KnigaRead.com/

Жауме Кабре - Я исповедуюсь

На нашем сайте KnigaRead.com Вы можете абсолютно бесплатно читать книгу онлайн Жауме Кабре, "Я исповедуюсь" бесплатно, без регистрации.
Перейти на страницу:

Пока шла война, Карме Боск видела его не слишком часто. Однако это время закончилось, и сеньор Ардевол вновь стал наносить визиты ее отцу. Мужчины запирались в кабинете, а Карме возвращалась к своим делам и говорила Лоле Маленькой: сегодня я не хочу идти покупать сандалии, и Лола знала, что причина тому – приход сеньора Ардевола, засевшего с хозяином в кабинете над древними бумагами, и потому отвечала, пряча улыбку: как скажешь, Карме. После войны отец, практически не посоветовавшись, записал ее во вновь открытую Библиотечную школу. Те три года, которые она там провела, почти что возле дома, поскольку они жили на улице Делс-Анжелс, стали самыми счастливыми в ее жизни. В школе она нашла подруг, с которыми обменялась обещаниями видеться и после окончания учебы, даже когда все выйдут замуж и т. д., и с которыми больше никогда не виделась, даже с Пепитой Масриерой. Карме устроили работать в университетскую библиотеку – возить тележки с книгами, и девушка безуспешно пыталась выглядеть так же сурово, как сеньора Каньямерес. Иногда она встречала сеньора Ардевола, тот отчего-то стал чаще заходить в библиотеку и всегда спрашивал: как поживаешь, красавица? Но Карме все же скучала по своим подругам из школы, особенно по Пепите Масриере.

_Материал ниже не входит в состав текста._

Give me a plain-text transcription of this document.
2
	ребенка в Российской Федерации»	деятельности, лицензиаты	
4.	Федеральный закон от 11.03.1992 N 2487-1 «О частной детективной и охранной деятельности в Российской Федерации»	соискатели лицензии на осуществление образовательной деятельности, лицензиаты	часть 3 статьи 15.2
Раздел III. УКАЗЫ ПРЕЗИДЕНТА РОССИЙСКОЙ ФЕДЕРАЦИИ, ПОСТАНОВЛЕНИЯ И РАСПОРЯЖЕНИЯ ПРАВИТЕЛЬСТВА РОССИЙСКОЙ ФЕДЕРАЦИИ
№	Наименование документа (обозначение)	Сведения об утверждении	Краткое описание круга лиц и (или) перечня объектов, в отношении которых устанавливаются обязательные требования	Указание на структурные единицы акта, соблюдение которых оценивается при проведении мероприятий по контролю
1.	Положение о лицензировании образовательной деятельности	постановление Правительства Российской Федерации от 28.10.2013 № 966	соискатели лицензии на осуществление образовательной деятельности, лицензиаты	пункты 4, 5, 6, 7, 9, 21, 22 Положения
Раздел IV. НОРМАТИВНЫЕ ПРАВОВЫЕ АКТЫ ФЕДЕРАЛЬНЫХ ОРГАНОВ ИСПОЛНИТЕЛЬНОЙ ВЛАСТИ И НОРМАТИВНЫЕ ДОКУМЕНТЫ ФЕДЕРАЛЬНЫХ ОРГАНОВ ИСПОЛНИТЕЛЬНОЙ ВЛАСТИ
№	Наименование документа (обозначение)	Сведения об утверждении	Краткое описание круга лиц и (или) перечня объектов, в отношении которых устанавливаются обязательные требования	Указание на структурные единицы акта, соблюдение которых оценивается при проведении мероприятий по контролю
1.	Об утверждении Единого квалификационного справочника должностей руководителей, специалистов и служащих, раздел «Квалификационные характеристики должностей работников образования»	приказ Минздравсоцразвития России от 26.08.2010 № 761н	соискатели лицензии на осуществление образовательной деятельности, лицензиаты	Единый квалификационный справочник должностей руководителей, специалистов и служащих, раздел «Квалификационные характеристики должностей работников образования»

– Нет такого цвета – насыщенно-каштановый.

Лола Маленькая смотрела на Карме с иронией, ожидая ответа.

– Ладно. Красивый каштановый. Как темный мед. Эвкалиптовый.

– Он ровесник твоему отцу.

– Вот и нет! На семь с половиной лет моложе.

– Все, я молчу.

Сеньор Ардевол, несмотря на «чистку», все равно не доверял новой профессуре. Как и старой. Эти, конечно, уже не могли обсуждать его прошлое, потому что не знали о нем, но наверняка подумают: ты карабкаешься вверх по скользким камням, друг мой.

Феликс Ардевол желал бы избежать любых объяснений с теми, кто смотрел на него с вежливой иронией и молча ждал. Пока в один прекрасный день он не сказал самому себе: ну все, хватит! я не могу жить под дамокловым мечом! – и отправился на виа Лаэтана[61], где выдохнул: профессор Мунтельс с кафедры палеографии.

– Как вы говорите?

– Профессор Мунтельс с кафедры палеографии.

– Мунтельс с кафедры палеографии, – медленно выводил буквы комиссар. – А зовут его?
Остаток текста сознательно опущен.